??
Hello, astrostar
You're almost there . . .
$\displaystyle 1 -2\sin^2\!\theta + \cos^2\!\theta \:= \:0\;\text{ for }0^o \leq \theta < 360^o$
My answer so far:
. . $\displaystyle 1 + \sin^2\!\theta + \cos^2\!\theta \:= \:3\sin^2\!\theta$
. . $\displaystyle 2 \:= \:3\sin^2\!\theta$ . . . . Good!
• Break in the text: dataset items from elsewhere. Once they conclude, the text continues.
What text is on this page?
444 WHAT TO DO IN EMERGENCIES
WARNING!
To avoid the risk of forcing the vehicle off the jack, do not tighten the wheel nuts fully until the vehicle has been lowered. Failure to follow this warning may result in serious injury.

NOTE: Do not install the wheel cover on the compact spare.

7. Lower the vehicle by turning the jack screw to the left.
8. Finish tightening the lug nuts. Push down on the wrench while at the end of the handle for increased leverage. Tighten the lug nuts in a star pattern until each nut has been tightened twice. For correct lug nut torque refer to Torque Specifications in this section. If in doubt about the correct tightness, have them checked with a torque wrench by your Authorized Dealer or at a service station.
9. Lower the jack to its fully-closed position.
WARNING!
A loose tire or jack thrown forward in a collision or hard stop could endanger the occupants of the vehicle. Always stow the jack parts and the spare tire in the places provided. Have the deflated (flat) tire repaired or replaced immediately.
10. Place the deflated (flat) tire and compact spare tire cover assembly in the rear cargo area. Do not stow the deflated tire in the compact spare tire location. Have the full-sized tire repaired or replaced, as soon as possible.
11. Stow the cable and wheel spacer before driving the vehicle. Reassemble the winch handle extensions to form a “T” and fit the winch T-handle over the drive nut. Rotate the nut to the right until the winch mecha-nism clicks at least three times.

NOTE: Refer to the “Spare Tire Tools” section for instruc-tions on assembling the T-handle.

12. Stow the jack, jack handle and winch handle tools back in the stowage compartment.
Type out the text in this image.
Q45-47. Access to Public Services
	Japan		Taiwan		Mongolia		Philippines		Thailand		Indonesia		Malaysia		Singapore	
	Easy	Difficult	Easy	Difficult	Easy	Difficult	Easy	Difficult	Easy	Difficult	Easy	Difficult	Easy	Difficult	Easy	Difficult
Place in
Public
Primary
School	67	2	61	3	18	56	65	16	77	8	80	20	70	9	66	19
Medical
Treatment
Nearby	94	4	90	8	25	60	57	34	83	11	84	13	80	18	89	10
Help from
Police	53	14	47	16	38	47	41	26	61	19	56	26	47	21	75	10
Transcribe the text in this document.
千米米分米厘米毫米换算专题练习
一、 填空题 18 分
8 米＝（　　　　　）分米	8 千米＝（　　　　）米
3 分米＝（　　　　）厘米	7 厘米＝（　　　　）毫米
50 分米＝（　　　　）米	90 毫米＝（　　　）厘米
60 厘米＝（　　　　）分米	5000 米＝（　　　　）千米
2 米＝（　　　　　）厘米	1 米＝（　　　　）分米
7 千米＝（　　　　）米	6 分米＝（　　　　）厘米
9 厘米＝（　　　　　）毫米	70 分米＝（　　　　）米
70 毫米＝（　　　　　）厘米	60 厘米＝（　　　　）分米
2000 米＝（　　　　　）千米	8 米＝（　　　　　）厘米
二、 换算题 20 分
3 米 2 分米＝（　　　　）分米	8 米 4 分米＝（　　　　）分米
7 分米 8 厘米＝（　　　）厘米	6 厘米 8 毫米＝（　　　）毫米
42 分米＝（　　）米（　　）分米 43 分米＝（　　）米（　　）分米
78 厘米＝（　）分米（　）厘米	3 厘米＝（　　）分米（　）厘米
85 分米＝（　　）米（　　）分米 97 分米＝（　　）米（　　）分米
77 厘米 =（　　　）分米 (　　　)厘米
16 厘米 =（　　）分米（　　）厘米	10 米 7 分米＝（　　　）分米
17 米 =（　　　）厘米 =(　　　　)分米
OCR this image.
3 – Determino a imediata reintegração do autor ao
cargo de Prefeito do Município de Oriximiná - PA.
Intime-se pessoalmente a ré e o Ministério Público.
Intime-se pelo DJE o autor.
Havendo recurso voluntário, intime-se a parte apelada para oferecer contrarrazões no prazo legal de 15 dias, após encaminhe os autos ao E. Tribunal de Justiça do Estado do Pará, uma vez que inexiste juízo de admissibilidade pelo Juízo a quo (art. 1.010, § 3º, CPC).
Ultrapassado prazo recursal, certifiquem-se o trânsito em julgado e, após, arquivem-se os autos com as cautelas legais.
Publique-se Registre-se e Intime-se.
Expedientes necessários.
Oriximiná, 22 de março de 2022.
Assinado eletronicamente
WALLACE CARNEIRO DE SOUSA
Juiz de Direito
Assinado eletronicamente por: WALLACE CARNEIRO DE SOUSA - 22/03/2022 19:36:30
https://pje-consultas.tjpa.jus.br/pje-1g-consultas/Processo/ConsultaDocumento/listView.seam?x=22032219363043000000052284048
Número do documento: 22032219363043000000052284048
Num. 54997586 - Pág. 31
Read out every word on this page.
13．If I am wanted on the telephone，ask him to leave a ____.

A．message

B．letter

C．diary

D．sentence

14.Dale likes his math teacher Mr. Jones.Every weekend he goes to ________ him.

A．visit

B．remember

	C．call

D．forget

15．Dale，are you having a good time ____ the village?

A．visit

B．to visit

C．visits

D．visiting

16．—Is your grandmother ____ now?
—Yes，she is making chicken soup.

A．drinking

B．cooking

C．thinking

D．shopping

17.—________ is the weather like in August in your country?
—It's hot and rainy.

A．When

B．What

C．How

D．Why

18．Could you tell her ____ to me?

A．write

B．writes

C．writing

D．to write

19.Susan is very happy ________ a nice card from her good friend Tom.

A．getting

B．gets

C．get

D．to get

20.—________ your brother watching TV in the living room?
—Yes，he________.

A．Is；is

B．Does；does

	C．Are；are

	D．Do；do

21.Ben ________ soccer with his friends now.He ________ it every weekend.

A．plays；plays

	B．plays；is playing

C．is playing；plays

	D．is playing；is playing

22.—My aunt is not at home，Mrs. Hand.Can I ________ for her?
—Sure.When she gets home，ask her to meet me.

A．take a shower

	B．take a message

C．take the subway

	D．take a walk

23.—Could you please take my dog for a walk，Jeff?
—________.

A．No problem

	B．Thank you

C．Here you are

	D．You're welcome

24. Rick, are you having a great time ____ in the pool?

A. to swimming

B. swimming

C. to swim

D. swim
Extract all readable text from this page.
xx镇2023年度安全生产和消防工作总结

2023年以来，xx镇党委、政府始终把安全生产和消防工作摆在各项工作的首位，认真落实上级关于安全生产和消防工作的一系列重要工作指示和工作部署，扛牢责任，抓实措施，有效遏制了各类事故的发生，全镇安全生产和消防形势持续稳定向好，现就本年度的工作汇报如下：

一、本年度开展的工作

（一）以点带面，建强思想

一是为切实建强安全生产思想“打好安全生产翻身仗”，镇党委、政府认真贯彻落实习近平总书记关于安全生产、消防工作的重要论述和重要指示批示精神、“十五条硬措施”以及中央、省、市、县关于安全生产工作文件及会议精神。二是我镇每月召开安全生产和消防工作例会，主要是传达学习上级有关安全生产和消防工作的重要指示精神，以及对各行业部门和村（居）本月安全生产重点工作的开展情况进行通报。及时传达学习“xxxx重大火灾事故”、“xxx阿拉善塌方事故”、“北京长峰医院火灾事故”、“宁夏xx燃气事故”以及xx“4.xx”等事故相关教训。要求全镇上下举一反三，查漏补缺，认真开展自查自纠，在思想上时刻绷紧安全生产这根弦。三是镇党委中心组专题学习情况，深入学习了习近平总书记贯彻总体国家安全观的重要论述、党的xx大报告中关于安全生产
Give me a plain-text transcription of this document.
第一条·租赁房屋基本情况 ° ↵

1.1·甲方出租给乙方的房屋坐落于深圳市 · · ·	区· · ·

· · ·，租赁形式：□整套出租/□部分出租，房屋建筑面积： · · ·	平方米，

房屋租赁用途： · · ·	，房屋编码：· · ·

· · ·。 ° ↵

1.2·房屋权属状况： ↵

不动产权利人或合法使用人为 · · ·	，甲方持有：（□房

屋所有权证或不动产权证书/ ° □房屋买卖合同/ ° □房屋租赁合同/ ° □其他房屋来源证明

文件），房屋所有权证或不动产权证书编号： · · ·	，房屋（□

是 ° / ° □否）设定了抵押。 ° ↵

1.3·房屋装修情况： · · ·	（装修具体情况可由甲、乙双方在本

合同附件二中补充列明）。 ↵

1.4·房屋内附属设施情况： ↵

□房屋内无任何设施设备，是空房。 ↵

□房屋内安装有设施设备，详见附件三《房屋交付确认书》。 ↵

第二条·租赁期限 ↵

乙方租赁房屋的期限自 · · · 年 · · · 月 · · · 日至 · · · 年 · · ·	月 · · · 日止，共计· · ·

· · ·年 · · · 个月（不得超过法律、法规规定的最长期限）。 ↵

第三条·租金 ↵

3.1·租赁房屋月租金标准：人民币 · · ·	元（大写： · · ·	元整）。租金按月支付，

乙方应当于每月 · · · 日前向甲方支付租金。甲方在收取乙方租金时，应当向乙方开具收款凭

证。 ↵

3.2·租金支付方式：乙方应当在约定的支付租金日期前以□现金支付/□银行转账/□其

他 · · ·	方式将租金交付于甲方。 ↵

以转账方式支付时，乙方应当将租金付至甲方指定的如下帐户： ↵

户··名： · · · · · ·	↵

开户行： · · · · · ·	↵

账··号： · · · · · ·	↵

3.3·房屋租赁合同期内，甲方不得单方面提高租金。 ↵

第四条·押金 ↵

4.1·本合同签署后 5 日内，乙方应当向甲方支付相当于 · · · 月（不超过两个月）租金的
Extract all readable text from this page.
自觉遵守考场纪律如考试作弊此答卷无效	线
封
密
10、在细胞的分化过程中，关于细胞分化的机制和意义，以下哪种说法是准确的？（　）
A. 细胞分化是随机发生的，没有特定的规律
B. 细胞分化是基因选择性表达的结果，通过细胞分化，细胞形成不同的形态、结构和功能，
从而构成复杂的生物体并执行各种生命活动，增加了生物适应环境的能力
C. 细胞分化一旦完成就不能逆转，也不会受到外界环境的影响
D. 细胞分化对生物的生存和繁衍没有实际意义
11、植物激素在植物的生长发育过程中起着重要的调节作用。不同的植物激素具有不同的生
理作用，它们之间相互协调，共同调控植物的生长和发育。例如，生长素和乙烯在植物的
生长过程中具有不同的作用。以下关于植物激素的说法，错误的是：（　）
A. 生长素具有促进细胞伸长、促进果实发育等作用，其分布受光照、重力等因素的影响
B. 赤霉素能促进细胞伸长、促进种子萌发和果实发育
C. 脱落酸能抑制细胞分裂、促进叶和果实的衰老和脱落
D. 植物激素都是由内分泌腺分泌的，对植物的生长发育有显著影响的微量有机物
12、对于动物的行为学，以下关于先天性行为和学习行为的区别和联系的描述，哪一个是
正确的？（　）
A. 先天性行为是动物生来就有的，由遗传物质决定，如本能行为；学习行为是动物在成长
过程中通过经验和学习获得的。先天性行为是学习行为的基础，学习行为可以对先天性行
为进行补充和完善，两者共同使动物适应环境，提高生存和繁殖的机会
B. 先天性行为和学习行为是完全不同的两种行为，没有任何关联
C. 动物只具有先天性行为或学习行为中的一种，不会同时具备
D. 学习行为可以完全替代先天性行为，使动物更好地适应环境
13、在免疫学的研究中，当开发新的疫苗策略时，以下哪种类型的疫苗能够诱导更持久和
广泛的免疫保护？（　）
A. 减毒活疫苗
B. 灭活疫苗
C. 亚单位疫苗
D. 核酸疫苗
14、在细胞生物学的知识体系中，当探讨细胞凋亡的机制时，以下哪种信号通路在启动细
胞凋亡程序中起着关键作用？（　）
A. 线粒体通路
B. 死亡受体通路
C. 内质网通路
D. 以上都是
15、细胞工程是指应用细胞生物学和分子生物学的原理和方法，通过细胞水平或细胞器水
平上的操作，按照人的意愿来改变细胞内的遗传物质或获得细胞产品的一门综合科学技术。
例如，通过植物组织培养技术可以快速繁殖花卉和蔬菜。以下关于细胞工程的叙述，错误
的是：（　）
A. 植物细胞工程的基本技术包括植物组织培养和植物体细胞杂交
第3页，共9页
We have: .$\displaystyle 3\sin^2\!\theta \:=\: 2\quad\Rightarrow\quad \sin^2\!\theta \:=\:\frac{2}{3}\quad\Rightarrow\quad \sin\theta \:=\:\pm\sqrt{\frac{2}{3}}$
Therefore: .$\displaystyle \theta \;\;=\;\;\sin^{-1}\left(\pm\sqrt{\frac{2}{3}}\right) \;\;\approx\;\; \left\{54.7^o,\:125.3^o,\:234.7^o,\:305.3^o\right\ }$
You were on the right track; just continue with what you were doing!
$\displaystyle 2=3sin^2(E)$
$\displaystyle sin^2(E)=\frac{2}{3}$
$\displaystyle sin(E)=\pm \sqrt{\frac{2}{3}}$
$\displaystyle E = sinh(\pm \frac{2}{3})$
You'll have to use your calculator for the last part!